Classification Rules

Data quality rules that can be used specifically to classify objects based on their individual input values.

Classify_Product

General description

Classifies a product to a structure group based on its "Long Description". A threshold (default value of 70%) defines the score needed to decide whether the classification should happen or not.

NOTE: This is a DEMO rule and classifies based on the "Sample Data Consumer Electronics" demo data. For own implementations, create a new classifier and change the configuration of the classifier transform (cls_get_category) to point to your classification model.

NLP Classifiers need to be trained with actual live data. This happens by mapping e.g. long descriptions of products to structure groups of Product 360. The broader the variety of long descriptions that have been mapped to a specific structure group value the better is the classification of new items working.

Input ports

Long_Description

Long description that will be used to classify the object against a certain structure group.

Output ports

StructureGroup_ID

Returns the identifier of the structure group found for the product.

StructureGroup_Name

Returns the English name of the structure group found for the product.

StructureGroup_Score

Returns the probability score for the classification to the structure group found. (QualityStatusEntry.Score)

Out_Status_Code

Returns the overall Status Code after the rule execution (OK or Failed). (QualityStatusEntry.Status)

Out_Status_Message

Returns the overall Status Message after the rule execution. (QualityStatusEntry.Message)

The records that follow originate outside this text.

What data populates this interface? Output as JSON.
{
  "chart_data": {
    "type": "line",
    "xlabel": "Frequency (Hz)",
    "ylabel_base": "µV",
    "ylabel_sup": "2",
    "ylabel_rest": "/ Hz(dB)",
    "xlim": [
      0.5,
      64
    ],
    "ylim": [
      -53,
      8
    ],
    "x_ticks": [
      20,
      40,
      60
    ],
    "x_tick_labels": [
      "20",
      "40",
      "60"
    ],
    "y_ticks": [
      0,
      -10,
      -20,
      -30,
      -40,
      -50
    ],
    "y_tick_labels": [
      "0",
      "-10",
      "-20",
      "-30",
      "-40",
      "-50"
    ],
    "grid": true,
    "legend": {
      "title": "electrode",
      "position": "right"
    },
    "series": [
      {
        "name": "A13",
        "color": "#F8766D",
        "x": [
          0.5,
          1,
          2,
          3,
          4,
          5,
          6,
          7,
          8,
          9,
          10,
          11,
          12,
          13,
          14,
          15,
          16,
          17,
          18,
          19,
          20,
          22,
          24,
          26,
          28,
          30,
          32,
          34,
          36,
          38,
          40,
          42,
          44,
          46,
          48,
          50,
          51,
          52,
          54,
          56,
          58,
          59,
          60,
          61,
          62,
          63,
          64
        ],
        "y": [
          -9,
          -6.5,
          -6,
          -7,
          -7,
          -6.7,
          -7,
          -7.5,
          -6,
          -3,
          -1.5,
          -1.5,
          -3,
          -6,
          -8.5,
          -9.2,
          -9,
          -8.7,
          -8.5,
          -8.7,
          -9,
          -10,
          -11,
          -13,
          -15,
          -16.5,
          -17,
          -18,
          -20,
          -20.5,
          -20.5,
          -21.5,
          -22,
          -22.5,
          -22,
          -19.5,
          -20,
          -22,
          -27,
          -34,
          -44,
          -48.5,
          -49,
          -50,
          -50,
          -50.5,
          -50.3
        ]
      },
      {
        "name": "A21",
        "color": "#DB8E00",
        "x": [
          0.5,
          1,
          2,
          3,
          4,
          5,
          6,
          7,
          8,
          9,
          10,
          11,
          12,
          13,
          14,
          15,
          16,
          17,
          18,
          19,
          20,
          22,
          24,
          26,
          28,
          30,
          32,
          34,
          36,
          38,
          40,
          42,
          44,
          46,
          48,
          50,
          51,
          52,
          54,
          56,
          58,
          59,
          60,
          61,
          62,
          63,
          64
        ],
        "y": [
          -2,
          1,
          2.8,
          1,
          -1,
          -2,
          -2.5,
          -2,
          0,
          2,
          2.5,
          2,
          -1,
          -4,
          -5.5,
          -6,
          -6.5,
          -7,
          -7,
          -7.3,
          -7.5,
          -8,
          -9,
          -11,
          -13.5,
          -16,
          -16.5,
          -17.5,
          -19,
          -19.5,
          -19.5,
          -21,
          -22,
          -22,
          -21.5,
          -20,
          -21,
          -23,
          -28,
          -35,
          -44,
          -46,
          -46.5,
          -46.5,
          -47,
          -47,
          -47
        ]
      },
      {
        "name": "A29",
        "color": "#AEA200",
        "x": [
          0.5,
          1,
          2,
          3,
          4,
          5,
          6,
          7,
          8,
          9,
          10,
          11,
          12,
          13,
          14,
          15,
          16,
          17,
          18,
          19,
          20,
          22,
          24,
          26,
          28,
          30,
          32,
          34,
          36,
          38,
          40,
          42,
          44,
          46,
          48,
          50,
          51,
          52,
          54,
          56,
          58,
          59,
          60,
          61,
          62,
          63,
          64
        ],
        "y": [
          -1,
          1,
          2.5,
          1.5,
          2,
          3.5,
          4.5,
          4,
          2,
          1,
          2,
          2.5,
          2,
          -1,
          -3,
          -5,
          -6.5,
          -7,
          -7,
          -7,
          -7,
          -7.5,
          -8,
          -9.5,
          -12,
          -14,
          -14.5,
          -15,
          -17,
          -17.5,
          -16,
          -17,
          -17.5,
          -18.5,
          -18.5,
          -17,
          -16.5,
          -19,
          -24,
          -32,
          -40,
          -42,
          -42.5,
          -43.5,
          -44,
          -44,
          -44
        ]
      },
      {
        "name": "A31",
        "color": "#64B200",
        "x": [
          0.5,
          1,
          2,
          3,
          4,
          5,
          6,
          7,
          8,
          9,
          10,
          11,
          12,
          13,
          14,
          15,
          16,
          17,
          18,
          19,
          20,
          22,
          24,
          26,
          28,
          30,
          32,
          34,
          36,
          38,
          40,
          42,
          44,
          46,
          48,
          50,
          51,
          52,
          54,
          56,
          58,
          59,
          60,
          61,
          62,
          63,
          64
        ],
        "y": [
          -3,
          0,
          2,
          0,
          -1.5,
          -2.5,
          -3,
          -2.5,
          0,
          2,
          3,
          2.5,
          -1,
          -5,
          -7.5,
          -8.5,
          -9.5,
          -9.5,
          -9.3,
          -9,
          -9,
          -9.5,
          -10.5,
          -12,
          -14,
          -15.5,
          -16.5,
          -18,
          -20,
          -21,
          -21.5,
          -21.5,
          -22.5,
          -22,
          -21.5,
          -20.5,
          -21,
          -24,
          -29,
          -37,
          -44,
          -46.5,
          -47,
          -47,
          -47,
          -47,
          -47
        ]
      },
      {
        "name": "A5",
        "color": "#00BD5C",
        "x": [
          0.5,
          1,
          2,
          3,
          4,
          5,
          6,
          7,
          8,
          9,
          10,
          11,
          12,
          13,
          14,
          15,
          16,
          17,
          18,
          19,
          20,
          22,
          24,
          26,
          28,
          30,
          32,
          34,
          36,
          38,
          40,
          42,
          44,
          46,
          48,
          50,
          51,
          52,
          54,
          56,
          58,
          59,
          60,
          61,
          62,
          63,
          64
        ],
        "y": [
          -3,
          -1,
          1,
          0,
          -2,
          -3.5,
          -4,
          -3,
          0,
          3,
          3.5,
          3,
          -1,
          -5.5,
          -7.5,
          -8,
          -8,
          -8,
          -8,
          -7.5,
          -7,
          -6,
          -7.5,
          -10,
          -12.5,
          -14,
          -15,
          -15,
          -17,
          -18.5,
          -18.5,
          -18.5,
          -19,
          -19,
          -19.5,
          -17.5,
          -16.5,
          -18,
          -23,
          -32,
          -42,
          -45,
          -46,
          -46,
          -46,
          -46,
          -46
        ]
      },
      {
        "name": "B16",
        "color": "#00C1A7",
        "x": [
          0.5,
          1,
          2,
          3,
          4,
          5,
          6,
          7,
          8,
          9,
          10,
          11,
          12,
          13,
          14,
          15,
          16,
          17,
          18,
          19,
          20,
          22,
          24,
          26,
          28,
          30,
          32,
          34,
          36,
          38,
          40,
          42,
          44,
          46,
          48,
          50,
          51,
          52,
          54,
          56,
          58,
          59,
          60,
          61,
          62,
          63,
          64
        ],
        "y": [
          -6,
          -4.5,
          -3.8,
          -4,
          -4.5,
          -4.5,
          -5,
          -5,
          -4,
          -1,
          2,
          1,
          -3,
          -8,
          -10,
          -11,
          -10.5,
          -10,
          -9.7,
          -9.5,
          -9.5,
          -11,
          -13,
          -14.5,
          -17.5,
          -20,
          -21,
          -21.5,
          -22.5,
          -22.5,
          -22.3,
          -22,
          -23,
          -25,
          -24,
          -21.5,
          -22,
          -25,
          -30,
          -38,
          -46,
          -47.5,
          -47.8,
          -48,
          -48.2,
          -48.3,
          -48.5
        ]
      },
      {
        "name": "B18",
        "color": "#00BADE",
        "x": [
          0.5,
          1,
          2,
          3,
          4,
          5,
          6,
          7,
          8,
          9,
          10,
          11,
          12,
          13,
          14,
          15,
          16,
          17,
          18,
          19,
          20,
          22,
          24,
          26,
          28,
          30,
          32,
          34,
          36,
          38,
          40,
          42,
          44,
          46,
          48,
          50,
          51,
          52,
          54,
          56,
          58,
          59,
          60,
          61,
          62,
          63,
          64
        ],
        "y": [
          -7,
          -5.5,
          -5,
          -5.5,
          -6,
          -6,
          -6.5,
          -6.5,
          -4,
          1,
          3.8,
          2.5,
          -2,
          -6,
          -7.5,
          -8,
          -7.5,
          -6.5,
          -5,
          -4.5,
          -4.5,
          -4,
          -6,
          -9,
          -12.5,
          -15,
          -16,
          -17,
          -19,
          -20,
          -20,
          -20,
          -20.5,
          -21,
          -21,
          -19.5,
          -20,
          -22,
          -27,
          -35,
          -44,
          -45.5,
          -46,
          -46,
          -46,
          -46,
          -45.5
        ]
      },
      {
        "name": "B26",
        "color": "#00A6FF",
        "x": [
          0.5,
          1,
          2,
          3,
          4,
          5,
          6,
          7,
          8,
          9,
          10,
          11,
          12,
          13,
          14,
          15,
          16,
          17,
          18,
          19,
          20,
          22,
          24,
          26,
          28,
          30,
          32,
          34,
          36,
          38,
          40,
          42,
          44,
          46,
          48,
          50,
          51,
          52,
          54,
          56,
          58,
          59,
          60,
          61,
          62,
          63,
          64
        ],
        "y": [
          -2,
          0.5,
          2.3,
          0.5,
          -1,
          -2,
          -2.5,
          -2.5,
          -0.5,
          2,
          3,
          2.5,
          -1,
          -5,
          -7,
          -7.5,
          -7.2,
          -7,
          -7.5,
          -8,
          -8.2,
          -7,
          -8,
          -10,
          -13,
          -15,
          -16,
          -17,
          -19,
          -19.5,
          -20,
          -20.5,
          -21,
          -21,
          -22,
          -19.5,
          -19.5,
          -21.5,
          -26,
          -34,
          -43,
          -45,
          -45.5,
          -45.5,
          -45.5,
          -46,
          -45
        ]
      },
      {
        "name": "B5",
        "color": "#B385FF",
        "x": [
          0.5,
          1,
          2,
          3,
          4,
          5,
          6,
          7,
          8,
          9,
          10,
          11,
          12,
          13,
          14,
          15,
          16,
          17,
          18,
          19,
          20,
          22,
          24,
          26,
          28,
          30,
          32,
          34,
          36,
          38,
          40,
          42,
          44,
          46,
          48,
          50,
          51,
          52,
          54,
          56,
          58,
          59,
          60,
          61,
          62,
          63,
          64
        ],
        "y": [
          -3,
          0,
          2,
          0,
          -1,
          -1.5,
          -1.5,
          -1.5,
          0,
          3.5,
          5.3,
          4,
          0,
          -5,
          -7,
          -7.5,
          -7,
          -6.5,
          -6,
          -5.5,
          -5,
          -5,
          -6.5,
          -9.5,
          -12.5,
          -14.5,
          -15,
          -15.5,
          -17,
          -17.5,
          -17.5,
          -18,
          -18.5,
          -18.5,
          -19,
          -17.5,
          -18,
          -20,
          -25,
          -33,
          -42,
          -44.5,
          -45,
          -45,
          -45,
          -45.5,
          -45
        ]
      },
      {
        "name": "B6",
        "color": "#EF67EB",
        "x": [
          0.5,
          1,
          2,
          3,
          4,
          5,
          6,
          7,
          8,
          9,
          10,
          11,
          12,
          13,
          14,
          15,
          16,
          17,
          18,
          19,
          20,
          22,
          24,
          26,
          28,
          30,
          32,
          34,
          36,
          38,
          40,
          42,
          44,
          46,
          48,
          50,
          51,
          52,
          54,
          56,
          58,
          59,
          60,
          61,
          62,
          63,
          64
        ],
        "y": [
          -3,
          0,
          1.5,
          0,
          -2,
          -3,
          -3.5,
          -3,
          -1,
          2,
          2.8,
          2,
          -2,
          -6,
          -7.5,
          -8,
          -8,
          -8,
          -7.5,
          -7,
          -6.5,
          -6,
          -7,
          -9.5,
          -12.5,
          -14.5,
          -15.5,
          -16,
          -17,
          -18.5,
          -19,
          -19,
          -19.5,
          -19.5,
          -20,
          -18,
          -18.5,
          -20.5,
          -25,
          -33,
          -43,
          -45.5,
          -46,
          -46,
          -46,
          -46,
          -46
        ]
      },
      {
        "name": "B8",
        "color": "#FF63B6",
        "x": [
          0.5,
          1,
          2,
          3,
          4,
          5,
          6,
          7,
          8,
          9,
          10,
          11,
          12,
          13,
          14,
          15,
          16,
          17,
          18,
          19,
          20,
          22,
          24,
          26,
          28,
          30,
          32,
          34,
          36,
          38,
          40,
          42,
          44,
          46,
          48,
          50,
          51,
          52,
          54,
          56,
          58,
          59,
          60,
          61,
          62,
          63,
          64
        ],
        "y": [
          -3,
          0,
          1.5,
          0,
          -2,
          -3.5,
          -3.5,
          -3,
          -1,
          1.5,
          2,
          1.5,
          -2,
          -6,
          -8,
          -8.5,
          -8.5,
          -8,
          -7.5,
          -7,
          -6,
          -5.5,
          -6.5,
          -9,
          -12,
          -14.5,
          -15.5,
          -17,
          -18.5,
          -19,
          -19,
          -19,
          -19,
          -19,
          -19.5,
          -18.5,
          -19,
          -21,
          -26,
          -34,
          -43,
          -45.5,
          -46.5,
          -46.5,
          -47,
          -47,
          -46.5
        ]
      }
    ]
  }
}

Meta data and reference tables

cs_classify_products_demo

Sample classifier based on the Consumer Electronics "Sample Data Consumer Electronics" demo data.

Error_messages_by_Language

Contains a 4 digit error code plus a language to indicate the preferred error message to be output.

Example usage

Check an item for a proposed structure group of the "Sample Data Consumer Electronics" structure system.

The "English Long Description" (Long_Description) of the item is:

"46 inch multimedia television set (Full-HD) with high-quality aluminum front frame and contrast pane - comes equipped with Dual HDTV multi-tuner and digital video recorder (integrated hard drive)"

Since the classifier of the rule has been trained with multiple possible long descriptions for all the structure groups of the system it suggests that the item should be assigned to the structure group called "HDTV Series"

Example output

StructureGroup_ID

1267688379455

StructureGroup_Name

HDTV Series

StructureGroup_Score

1.0000

Status_Code

OK

Status_Message

No Error

Identify_Language

General description

Identifies the language of a text field by a probability score given after the identification. A threshold (default value of 70%) defines the score needed to decide whether the language classification was successful or not.

Input ports

Text_Value

Text field that will be checked for its language.

Output ports

Language

Returns the language identified for the text field.

Language_Score

Returns the probability score for the identified language. (QualityStatusEntry.Score)

Out_Status_Code

Returns the overall Status Code after the rule execution (OK or Failed). (QualityStatusEntry.Status)

Out_Status_Message

Returns the overall Status Message after the rule execution. (QualityStatusEntry.Message)

Meta data and reference tables

Error_messages_by_Language

Contains a 4 digit error code plus a language to indicate the preferred error message to be output.

Example usage

Check whether the content of the "English Long Description" is actually written in English

The "English Long Description" (Text_Value) of the item is:

"46 inch multimedia television set (Full-HD) with high-quality aluminum front frame and contrast pane - comes equipped with Dual HDTV multi-tuner and digital video recorder (integrated hard drive)"

Example output

Language

en

Language_Score

0.9487

Out_Status_Code

OK

Out_Status_Message

No Error